Kuzey Savaşı sırasında (1700-1721), Büyük Petro, Noteburg kalesinin ele geçirilmesini öncelikli bir görev olarak belirledi. Ada konumu bunun için bir filonun oluşturulmasını gerektiriyordu. Peter, Arkhangelsk'te on üç geminin inşasını emretti; bunlardan iki gemi - "Kutsal Ruh" ve "Kurye", Zaonezh adamları tarafından bataklıklar ve tayga boyunca Beyaz Deniz'den fırlatıldıkları Onega Gölü'ne sürüklendi. ve daha ileride Svir ve Ladoga Gölü boyunca gemiler Neva'nın kaynaklarına geldi.

Peter I liderliğindeki ilk Rus birlikleri 26 Eylül 1702'de Noteburg yakınlarında ortaya çıktı ve ertesi gün kalenin kuşatması başladı. 11 Ekim Sanat. Art., On günlük bir bombardımanın ardından Ruslar, 13 saat süren bir saldırı başlattı. Noteburg yeniden bir Rus kalesi oldu, resmi transfer 14 Ekim 1702'de gerçekleşti. Kalenin ele geçirilmesiyle ilgili olarak Petrus şunları yazdı: “Bu cevizin son derece zalim olduğu doğrudur, fakat Tanrıya şükür, memnuniyetle çiğnendi.” Kraliyet kararnamesine göre, Noteburg'un ele geçirilmesinin anısına, üzerinde "90 yıl boyunca düşmanla birlikteydim" yazılı bir madalya nakavt edildi. Noteburg kalesi, Büyük Peter tarafından Almanca'da "Anahtar Şehir" anlamına gelen Shlisselburg olarak yeniden adlandırıldı. Kale 200 yıldan fazla bir süre savunma işlevi gördü, ardından siyasi bir hapishaneye dönüştü. 1928'den beri burada bir müze var.
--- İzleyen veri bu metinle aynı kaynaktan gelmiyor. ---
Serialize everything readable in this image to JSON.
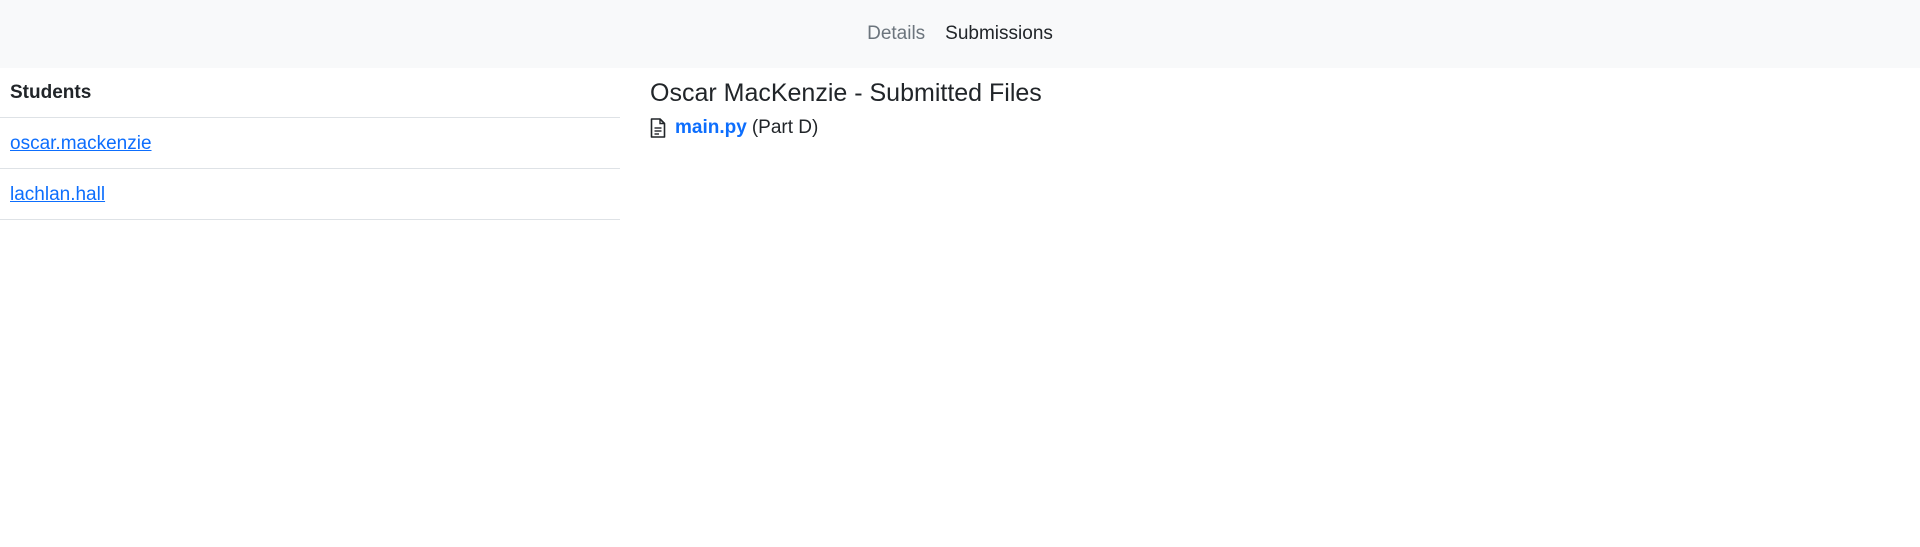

Büyük Vatanseverlik Savaşı sırasında Shlisselburg Kalesi neredeyse 500 gün boyunca kendini kahramanca savundu ve direnerek Leningrad çevresindeki abluka çemberinin kapatılmasını engelledi. Kale garnizonu, 1944'te Petrokrepost olarak yeniden adlandırılan Shlisselburg şehrinin kurtarılmasına da katkıda bulundu. 1966'dan beri Shlisselburg Kalesi (Oreshek) yeniden müze haline geldi.

İzci Nadezhda Troyan

Nadezhda Viktorovna Troyan 24 Ekim 1921'de (ö. 2011) doğdu, Sovyet istihbarat subayı ve “Fırtına” partizan müfrezesinin bir hemşiresi, Sovyetler Birliği Kahramanı, Tıp Bilimleri Adayı, tıbbi hizmetin kıdemli teğmeni.

İzci Nadezhda Troyan

24 Ekim 1921'de Nadezhda Viktorovna Troyan doğdu (ö. 2011), Sovyet istihbarat subayı ve "Fırtına" partizan müfrezesinin hemşiresi, Sovyetler Birliği Kahramanı, Tıp Bilimleri Adayı, tıbbi hizmetin kıdemli teğmeni.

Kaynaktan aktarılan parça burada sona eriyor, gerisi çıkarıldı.